Earlier researchers proposed a cosmic trigger for this deadly cycle, such as a potential companion star for the Sun dubbed “Nemesis” that would ensnare meteoroids and send them hurling toward Earth. Instead, Randall and her colleagues suggest that the Sun’s regular passage through the Milky Way’s dark disk might have warped the orbits of comets in the outer solar system, flinging them inward. Such disruption may have then led to disastrous cosmic impacts on Earth, including the collision about 67 million years ago that likely caused the Cretaceous-Tertiary extinction event, the most recent and most familiar mass extinction which killed off all dinosaurs (except those which would evolve into birds).
The main suspect behind this disaster is an impact from an asteroid or comet that left behind a gargantuan crater more than 110 miles wide near the town of Chicxulub in Mexico. The collision, likely caused by a meteor about 6 miles across, would have released as much energy as 100 trillion tons of TNT, more than a billion times more than the atomic bombs that destroyed Hiroshima and Nagasaki, killing off at least 75% of life on Earth.

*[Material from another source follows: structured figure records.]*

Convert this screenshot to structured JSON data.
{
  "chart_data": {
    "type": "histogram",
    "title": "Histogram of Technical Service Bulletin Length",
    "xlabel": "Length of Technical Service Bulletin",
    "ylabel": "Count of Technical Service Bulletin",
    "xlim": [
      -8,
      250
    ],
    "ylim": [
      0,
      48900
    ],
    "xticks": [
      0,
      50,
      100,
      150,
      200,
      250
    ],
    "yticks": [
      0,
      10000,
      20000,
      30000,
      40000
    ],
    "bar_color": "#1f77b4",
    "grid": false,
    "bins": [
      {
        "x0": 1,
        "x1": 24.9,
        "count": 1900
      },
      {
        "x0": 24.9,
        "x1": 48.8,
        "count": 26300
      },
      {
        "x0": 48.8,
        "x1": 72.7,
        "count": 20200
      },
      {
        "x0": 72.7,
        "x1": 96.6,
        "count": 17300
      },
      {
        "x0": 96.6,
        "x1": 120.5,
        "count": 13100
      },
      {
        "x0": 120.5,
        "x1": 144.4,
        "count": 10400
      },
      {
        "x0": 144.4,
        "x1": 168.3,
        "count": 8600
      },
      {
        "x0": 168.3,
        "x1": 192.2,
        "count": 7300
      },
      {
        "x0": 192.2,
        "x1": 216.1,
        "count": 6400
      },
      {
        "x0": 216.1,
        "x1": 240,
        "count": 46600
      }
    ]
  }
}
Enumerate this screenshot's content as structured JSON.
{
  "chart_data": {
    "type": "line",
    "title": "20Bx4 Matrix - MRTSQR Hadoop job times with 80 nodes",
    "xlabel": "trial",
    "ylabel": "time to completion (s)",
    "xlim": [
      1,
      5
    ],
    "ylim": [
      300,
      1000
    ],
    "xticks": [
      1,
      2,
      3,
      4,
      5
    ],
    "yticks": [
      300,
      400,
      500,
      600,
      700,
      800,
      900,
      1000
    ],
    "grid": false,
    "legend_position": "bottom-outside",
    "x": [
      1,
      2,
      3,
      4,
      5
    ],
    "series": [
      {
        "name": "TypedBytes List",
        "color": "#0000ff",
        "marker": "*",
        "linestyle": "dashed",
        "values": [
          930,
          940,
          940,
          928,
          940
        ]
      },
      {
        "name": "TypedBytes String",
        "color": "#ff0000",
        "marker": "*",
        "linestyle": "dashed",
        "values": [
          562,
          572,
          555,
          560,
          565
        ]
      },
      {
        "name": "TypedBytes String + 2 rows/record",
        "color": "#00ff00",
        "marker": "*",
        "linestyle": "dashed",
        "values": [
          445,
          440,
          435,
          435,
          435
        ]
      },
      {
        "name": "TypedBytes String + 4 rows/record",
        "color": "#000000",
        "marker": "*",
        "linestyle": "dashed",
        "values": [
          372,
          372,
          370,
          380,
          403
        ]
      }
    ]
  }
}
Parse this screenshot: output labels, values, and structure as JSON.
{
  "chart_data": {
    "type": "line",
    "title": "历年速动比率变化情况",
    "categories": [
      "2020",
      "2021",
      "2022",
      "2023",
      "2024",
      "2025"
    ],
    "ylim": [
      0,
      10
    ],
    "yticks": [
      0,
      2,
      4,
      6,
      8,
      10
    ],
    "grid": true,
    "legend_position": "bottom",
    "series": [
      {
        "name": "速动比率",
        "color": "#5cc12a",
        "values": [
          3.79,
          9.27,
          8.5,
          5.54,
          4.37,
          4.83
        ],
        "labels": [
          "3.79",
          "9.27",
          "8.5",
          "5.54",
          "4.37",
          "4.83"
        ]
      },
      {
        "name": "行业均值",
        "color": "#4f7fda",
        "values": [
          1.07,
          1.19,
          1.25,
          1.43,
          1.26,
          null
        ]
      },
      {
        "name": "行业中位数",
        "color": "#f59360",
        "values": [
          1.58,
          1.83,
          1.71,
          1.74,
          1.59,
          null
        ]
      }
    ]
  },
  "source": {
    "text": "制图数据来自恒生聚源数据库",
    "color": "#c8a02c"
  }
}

In research detailed in 2014 in the journal Physical Review Letters, Randall and her colleague Matthew Reece analyzed craters that are more than 12.4 miles in diameter and were created in the past 250 million years. When they compared the ages of these craters against the 35-million-year cycle they proposed, they discovered that it was three times more likely that the craters matched the dark matter cycle instead of simply occurring randomly.
“I want to be clear that I did not set out to explain the extinction of the dinosaurs,” Randall says. “This work was about exploring the story of how our universe came about, to explore one possible connection between many different levels of the universe, from the universe down to the Milky Way, the solar system, Earth, and life on Earth.”
Geologist Michael Rampino at New York University, who did not participate in this study, finds a potential link between a dark disk and mass extinctions “an interesting idea,” he says. “If true, it ties together events that happened on Earth to large-scale cycles in the rest of the solar system and even the galaxy in general.”
However, not everyone agrees that Randall and her colleagues present a convincing case. “They tie mass extinctions to the cratering record, but there are all kinds of estimates one can make with the cratering record depending on what craters one think makes the cut—do you accept all craters above a certain size or craters out to a certain age?” says astrobiophysicist Adrian Melott at the University of Kansas, who did not take part in this research. “You can get all different kind of answers, from cycles 20 million to 37 million years long.”
Moreover, other research suggests that the cycle of mass extinctions on Earth is actually roughly 27 million years long, Melott says. “That’s way too short a duration for motion oscillating back and forth through the disk.”
Randall notes that data from the European Space Agency’s satellite Hipparcos, launched in 1989 to precisely measure the positions and velocities of stars, allowed for the theoretical existence of a dark disk. She adds that ESA’s Gaia mission, launched in 2013 to create a precise 3D map of matter throughout the Milky Way, could reveal or refute the dark disk’s existence.
One intriguing possibility raised by interacting dark matter models is the existence of dark atoms that might have given rise to dark life, neither of which would be easily detected, Randall says. Although she admits that the concept of dark life might be far-fetched, “life is complicated, and we have yet to understand life and what’s necessary for it.”